Adamsberg recomendó a Christiane, que se quedó muy decepcionada, que se fuera a dormir cuanto antes porque volvería tarde, y quedó con Mathilde Forestier en que iría media hora después a su casa.

Ella le recibió con una amabilidad que aflojó un poco el nudo con el que se le había estrangulado el mundo desde hacía varias horas. Incluso le besó rápidamente, no exactamente en la mejilla, no exactamente en los labios. Mathilde se rió, dijo que era delicioso, que poseía la intuición de elegir el lugar en el que había que besar, que para esas cosas era muy observadora, que no había que preocuparse porque sólo aceptaba como amantes a hombres de la misma edad que ella; era un principio absoluto que evitaba las complicaciones y las comparaciones. Después le llevó, agarrándole por el hombro, a una mesa en la que una anciana dama hacía solitarios y escribía cartas al mismo tiempo, y donde un gigantesco ciego parecía aconsejarla en las dos cosas. La mesa era ovalada y transparente, y tenía agua y peces dentro.

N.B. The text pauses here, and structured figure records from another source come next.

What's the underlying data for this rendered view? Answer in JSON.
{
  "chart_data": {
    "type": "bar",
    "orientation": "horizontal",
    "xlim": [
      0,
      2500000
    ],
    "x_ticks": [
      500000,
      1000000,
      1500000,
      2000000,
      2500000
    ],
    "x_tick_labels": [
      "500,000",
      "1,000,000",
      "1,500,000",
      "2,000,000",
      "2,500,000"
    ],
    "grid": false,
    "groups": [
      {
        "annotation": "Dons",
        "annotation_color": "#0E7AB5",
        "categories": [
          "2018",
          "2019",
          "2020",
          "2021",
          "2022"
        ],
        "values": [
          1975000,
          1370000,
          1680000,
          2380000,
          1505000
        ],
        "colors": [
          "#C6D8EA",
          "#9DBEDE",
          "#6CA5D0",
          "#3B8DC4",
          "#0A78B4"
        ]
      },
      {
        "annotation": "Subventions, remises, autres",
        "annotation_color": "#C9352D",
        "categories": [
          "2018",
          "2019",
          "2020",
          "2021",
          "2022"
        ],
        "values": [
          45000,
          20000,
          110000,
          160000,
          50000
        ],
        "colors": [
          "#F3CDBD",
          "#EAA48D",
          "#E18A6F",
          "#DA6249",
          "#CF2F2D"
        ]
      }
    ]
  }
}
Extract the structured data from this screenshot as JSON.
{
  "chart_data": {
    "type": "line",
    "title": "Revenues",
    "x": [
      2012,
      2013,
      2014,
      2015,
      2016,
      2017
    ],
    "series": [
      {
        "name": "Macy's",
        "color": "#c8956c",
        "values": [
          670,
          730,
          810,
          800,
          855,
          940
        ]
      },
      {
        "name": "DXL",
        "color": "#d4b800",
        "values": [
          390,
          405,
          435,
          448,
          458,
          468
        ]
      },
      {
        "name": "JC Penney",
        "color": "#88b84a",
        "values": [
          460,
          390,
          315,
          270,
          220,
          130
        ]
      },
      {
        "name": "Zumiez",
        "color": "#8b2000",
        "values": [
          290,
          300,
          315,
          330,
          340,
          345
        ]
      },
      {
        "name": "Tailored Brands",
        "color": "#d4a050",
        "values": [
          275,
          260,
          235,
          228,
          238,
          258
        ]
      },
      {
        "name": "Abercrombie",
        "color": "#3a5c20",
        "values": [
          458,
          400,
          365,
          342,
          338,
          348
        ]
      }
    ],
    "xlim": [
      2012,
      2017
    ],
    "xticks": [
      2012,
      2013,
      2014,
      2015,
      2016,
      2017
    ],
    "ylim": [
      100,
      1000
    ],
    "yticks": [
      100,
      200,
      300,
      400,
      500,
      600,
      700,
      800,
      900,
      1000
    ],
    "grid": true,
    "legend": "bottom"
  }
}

– Es una mesa-acuario -explicó Mathilde-. La inventé una noche. Es un poco enfática y un poco fácil… como yo. A los peces no les gusta que Clémence haga solitarios. Cada vez que golpea una carta contra el cristal, huyen, ¿lo ve?

– No me ha salido -suspiró Clémence recogiendo las cartas-. Es la señal de que no debería responder al anuncio del hombre bien conservado de setenta años. Aunque me tienta. Este anuncio me huele bien.